We have used sensors (conductance bracelet, pressure mouse, posture analysis seat and camera) to detect students' emotion.  Computational tutors dynamically collected data streams of students’ physiological activity and self-reports of emotions. Summaries of student physiological activity helped to predict more than 80% of the variance of students’ emotional states. Empirical studies show that students increase their math value, self-concept and mastery orientation once they receive support triggered by their detected emotion. Evidence indicates that fluctuating student emotions are also related to larger, longer-term affective variables such as self-concept.

We also used animated pedagogical agents to impact student motivation and achievement. We integrated controlled exploration of embodied agents’ communicative factors (facial expression, empathy, and mirroring postures) as they address human learning, interaction and relationship development. Students’ self-reports of emotions while using the learning companions showed increased levels of interest and confidence and reduced levels of boredom and frustration. This research also provides evidence that by modifying the “context” of tutoring systems, e.g., by personalizing instruction and by supporting emotion, tutors can optimize students’ emotion, attitude and learning.

We will explore the possibility of detecting student emotion and grit (e.g., perseverance, frustration, anxiety) by using modern computer vision work (e.g., detect body movement, hand gestures, nods, eyebrows and grins).  Based on detecting student emotion, tutors can use interventions to address negative emotion and provide improved learning.
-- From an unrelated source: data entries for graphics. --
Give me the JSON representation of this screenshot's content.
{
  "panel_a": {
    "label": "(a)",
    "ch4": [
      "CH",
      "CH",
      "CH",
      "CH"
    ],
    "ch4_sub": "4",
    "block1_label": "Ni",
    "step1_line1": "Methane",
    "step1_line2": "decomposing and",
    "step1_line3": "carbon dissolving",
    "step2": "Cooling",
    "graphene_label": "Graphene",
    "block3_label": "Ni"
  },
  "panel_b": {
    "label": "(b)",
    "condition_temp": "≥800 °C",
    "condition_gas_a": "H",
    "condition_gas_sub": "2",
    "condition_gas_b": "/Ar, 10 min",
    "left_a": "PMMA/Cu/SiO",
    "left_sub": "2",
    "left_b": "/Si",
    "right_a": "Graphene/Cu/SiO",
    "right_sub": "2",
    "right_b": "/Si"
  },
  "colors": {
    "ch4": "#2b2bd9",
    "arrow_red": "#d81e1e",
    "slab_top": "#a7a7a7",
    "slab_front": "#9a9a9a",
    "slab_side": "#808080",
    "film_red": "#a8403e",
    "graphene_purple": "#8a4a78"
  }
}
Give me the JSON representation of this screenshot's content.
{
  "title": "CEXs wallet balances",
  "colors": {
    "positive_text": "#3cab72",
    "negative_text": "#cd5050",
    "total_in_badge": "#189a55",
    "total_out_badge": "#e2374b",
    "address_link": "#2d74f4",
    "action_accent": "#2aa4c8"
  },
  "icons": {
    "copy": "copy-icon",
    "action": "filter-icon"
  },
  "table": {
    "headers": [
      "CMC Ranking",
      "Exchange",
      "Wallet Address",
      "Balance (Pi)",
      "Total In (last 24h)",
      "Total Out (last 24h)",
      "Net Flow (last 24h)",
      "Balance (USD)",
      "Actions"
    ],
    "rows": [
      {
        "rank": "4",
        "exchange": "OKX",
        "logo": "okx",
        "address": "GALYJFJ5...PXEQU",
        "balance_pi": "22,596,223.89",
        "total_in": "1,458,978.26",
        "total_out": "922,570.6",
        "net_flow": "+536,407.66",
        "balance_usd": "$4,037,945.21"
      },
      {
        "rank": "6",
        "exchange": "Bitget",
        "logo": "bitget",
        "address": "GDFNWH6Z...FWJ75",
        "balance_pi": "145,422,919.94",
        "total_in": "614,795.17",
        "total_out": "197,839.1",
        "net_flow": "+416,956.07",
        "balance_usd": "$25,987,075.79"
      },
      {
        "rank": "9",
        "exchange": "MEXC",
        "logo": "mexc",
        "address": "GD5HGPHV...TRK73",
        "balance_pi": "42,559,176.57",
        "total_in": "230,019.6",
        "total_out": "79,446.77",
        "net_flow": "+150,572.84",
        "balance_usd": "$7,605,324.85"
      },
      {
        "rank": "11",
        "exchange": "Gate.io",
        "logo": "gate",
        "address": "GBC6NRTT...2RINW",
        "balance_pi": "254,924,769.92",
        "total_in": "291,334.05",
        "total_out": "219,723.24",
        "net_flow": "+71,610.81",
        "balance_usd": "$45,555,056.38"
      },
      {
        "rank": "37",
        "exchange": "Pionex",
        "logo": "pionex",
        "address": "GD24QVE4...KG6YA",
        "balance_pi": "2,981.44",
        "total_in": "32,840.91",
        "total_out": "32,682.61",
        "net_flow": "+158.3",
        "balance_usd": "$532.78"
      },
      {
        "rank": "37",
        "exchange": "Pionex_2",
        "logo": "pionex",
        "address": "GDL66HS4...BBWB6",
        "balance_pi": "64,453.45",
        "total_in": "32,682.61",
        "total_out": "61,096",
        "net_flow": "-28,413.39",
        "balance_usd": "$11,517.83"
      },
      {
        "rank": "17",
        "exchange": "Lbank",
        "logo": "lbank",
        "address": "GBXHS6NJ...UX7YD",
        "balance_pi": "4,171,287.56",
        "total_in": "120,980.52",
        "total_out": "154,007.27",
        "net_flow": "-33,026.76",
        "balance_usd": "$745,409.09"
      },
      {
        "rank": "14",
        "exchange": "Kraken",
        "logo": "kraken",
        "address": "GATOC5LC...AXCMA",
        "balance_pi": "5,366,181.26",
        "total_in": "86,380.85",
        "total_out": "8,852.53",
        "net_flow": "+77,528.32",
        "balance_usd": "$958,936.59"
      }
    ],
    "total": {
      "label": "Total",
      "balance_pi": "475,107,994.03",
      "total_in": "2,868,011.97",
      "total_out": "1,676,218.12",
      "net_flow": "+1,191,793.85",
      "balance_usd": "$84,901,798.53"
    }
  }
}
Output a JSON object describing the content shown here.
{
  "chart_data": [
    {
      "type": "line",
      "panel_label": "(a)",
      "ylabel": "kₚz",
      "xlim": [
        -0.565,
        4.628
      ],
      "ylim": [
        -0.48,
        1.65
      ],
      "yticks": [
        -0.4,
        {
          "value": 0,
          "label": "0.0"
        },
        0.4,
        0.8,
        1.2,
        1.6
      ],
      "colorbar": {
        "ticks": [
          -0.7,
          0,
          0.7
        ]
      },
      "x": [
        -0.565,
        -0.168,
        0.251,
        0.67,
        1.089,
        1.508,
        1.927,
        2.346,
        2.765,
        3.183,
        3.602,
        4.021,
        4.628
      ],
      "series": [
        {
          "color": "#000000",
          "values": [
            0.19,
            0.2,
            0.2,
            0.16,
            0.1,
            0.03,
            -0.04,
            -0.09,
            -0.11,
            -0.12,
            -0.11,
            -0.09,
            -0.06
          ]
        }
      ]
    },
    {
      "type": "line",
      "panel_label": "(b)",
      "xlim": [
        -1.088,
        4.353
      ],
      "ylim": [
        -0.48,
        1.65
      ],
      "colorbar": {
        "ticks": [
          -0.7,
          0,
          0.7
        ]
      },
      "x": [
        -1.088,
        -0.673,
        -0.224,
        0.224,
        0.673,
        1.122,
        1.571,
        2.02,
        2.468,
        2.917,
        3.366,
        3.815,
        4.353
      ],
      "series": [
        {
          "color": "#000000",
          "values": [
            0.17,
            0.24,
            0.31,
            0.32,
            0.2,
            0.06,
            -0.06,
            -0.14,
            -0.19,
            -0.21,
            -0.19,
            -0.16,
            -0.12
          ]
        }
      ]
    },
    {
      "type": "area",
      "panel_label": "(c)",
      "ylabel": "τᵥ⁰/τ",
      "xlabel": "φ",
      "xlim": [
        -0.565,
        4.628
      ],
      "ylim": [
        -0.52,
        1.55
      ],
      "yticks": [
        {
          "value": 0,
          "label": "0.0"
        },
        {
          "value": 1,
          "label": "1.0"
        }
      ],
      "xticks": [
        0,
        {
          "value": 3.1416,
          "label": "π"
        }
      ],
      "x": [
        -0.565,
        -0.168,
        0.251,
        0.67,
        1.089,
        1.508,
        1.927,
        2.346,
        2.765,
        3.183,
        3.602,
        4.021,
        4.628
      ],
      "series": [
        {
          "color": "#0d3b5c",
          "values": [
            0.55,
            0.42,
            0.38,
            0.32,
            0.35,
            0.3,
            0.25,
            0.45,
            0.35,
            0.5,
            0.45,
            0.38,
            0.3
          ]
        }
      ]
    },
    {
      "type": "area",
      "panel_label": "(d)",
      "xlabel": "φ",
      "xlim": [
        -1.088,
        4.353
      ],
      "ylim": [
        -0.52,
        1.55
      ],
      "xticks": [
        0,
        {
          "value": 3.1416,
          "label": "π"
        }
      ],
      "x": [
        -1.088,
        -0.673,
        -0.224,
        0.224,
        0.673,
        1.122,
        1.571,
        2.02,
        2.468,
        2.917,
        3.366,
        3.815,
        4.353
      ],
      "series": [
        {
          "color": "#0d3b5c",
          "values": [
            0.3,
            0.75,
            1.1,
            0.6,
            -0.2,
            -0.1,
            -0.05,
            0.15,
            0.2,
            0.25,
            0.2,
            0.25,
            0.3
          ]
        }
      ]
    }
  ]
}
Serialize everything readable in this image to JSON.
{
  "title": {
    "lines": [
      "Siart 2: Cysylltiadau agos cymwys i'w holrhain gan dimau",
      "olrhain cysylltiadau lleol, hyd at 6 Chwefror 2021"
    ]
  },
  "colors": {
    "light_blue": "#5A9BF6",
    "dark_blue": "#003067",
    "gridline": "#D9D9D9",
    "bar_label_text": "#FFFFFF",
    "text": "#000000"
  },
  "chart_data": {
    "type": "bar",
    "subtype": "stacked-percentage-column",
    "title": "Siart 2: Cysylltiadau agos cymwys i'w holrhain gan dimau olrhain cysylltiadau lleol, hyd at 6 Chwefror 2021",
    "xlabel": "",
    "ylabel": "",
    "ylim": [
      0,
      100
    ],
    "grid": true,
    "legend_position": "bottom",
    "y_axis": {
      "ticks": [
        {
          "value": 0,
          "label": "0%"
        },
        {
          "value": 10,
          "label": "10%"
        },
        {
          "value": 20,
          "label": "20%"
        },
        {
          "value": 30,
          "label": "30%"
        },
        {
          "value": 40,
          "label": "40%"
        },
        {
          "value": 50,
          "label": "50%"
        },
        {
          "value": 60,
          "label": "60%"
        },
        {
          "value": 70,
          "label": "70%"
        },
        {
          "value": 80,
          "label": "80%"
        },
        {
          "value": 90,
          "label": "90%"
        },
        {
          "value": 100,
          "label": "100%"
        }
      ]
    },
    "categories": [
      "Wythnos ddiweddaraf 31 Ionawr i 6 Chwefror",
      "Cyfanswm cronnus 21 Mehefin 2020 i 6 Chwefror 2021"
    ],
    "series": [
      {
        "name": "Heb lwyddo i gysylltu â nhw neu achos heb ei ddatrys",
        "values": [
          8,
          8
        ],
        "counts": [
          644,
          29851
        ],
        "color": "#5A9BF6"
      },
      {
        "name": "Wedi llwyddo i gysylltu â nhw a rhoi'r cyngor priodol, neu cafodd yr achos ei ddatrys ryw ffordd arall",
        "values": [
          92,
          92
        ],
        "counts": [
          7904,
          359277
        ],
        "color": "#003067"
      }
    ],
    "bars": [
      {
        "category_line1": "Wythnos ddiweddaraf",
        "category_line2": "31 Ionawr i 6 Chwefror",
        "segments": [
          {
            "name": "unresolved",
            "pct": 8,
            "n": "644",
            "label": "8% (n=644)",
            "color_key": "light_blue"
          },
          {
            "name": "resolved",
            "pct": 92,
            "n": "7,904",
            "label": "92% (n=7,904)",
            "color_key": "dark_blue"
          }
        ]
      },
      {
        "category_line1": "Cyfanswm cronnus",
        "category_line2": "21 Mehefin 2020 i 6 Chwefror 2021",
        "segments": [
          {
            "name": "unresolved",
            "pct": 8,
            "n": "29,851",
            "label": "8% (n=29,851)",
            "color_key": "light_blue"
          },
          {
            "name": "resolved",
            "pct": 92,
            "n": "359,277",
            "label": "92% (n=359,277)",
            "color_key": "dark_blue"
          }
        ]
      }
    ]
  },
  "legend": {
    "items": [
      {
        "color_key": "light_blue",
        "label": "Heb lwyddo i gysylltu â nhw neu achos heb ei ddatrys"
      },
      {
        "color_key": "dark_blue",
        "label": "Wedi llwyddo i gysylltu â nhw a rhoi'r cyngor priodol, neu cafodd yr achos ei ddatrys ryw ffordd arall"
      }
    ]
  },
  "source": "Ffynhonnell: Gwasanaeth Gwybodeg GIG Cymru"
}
Beverly Park Woolf, Ph.D. is a Research Professor at the University of Massachusetts who develops intelligent tutors that model student affective and cognitive characteristics and combine cognitive analysis of learning with artificial intelligence, network technology and multimedia. These systems represent the knowledge taught, recognize which skills students have learned, use sensors and machine learning to model student affect, and adjust problems to help individual students. Tutors have been deployed in education and industry, in a variety of disciplines (e.g., chemistry, psychology, physics, geology, art history, mathematics and economics) and one is used by more than 100,000 students per semester across 100 colleges. Some of these tutors enable students to pass state standard exam at a higher rate (92%) as compared with students not using the tutor (76%).  Dr. Woolf published the book Building Intelligent Interactive Tutors along with over 200 articles; she has delivered keynote addresses, panels and tutorials in more than 20 foreign countries and is a fellow of the American Association of Artificial Intelligence.